Essu returned not long afterwards. Telzey touched his mind as he appeared in the portal down in the great hall, and knew he’d carried out his assignment. A pack
of circuit diagram maps was concealed under his uniform jacket. He hadn’t let himself be seen.
He joined them on the gallery, blandly accepting the presence of two wild humans and the fact that Telzey and Neto were disguised as Fossily mechanics. Telzey looked at Thrakell Dees.
Thrakell could be a valuable confederate. Could be. She wasn’t sure what else he might be. Neto suspected he was a murderer, that he’d done away with other circuit survivors. There was no proof of it, but Telzey hadn’t taken her attention off him since she’d caught him stalking her in his uncanny manner on the gallery, and there’d been an occasional shimmer of human thought through the cover pattern, which he’d changed meanwhile to that of a Fossily mechanic. She’d made out nothing clearly, but what she seemed to sense at those moments hadn’t reduced her uneasiness about Thrakell.

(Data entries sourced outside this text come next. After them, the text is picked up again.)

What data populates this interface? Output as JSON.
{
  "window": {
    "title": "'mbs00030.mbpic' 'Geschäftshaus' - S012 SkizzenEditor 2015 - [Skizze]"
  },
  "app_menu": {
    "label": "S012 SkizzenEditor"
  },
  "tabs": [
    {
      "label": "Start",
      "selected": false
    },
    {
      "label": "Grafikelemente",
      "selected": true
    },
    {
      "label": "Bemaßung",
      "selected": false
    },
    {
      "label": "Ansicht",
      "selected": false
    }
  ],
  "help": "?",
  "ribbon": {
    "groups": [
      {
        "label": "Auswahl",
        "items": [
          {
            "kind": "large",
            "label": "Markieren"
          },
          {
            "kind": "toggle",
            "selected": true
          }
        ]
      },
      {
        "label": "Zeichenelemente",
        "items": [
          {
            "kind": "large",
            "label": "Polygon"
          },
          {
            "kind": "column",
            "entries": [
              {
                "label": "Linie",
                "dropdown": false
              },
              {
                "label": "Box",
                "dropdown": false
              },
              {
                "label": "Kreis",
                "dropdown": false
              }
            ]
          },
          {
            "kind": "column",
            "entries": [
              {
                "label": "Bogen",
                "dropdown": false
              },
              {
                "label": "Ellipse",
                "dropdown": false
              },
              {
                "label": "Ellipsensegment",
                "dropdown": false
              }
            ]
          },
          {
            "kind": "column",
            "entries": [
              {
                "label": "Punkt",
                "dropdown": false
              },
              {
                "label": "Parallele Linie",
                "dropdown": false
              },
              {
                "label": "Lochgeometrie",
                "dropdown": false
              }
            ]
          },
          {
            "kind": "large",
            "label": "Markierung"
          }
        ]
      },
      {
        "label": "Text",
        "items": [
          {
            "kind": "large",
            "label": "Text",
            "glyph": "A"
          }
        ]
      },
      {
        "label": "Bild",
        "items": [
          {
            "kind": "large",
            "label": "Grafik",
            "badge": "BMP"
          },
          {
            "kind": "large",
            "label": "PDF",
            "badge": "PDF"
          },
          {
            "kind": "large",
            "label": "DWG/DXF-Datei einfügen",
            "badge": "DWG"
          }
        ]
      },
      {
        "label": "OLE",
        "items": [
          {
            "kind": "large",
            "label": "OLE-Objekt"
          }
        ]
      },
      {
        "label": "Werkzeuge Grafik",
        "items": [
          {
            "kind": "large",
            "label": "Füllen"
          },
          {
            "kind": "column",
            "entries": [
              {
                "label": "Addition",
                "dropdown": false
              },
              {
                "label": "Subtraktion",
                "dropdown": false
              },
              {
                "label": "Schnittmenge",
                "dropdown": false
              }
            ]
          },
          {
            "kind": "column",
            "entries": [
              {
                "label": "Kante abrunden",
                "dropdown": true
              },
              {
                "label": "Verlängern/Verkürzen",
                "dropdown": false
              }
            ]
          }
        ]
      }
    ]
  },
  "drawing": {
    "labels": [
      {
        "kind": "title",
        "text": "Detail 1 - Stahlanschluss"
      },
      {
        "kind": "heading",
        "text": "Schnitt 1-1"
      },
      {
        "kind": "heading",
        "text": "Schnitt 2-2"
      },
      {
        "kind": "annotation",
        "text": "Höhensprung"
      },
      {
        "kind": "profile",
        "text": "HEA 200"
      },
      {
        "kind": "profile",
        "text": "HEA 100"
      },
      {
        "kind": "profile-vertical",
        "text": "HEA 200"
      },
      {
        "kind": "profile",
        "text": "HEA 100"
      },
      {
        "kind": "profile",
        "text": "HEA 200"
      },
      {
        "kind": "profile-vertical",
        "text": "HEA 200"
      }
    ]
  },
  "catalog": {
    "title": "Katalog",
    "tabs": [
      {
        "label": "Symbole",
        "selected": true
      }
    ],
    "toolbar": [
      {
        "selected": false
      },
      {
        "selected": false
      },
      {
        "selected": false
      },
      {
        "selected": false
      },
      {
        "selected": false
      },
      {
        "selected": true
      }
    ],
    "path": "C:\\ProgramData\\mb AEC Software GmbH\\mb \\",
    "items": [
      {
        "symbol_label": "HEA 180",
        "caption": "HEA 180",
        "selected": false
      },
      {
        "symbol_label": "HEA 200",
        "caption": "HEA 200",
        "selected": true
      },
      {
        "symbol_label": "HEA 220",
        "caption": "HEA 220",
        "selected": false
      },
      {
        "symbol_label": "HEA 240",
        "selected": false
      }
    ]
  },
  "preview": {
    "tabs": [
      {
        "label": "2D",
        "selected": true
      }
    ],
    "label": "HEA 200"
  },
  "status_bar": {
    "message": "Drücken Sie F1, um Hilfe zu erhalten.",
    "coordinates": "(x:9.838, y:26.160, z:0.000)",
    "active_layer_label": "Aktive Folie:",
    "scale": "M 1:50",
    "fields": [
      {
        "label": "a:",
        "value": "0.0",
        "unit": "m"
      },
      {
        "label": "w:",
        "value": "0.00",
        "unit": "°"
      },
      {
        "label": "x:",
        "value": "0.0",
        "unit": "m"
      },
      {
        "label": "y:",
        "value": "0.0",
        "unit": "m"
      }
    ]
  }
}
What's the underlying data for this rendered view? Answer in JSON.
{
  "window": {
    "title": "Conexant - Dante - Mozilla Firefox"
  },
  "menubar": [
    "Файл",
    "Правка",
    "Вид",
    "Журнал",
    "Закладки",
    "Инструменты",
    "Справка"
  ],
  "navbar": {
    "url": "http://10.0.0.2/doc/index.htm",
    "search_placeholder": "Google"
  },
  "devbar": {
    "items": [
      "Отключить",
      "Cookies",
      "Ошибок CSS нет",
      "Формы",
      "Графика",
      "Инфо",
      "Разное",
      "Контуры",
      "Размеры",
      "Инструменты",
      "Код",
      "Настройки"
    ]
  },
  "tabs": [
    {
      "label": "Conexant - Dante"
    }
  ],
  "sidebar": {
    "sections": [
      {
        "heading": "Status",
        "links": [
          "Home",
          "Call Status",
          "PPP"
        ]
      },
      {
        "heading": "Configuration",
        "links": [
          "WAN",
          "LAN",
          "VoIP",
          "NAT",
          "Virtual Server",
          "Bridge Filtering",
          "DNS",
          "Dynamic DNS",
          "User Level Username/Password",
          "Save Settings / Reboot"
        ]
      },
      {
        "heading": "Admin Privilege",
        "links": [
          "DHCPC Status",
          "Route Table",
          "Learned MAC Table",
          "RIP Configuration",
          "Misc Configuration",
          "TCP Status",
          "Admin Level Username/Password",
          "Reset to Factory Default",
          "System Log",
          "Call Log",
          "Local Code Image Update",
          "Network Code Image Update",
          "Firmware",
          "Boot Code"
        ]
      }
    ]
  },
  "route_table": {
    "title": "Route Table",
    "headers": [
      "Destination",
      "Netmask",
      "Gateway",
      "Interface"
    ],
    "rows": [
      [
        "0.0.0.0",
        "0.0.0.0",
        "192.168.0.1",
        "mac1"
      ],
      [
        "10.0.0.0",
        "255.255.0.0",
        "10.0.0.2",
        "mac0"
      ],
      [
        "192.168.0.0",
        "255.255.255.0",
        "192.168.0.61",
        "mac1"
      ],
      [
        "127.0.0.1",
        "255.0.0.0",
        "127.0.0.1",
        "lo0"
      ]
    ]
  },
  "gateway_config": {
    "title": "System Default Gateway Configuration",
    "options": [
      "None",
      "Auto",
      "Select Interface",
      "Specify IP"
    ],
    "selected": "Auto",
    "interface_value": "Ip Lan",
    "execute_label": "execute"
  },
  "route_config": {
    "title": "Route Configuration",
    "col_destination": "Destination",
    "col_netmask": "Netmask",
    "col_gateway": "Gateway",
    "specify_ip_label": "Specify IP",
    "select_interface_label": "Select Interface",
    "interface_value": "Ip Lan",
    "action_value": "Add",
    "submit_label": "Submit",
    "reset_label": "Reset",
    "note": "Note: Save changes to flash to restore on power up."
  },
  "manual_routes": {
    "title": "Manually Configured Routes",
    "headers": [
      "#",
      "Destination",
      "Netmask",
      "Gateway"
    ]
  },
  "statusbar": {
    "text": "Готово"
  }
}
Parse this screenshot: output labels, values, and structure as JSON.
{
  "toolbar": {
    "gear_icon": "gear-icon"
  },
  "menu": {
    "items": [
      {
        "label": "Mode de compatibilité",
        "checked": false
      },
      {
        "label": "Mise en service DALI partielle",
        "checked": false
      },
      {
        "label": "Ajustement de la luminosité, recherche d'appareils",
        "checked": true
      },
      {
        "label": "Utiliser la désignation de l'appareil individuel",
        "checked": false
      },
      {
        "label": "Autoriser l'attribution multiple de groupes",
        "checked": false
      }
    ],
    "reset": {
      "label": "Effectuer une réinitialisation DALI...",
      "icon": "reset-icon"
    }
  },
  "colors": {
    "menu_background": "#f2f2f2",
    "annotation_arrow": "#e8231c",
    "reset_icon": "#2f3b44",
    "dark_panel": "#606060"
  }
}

“Thrakell,” she said, “before we get down to business, I’m giving you a choice.”
He frowned. “A choice?”
“Yes. What I’d like you to do is to give up that Fossily cover and open your screens for a minute, so I can see what you’re thinking. That would be simplest.”
Thrakell shook his head. “I don’t understand.”
Neto chuckled softly.
“Oh, you understand,” Telzey said. “You wanted to come along when I try to get out of the circuit, so you are coming along. But we didn’t get off to a good start, and I don’t feel I can take you on trust now. You could prove I can by letting me look at your mind. Just the surface stuff—I want to know what made you decide to contact me, that’s all.”
Thrakell’s small eyes glittered with angry apprehension. But his voice was even. “What if I refuse?”
“Then Essu will take your weapons and circuit key pack.”
Thrakell looked shocked. “That’s completely unfair! If we became separated, I’d be confined to whatever section I happened to be in. I’d be helpless!”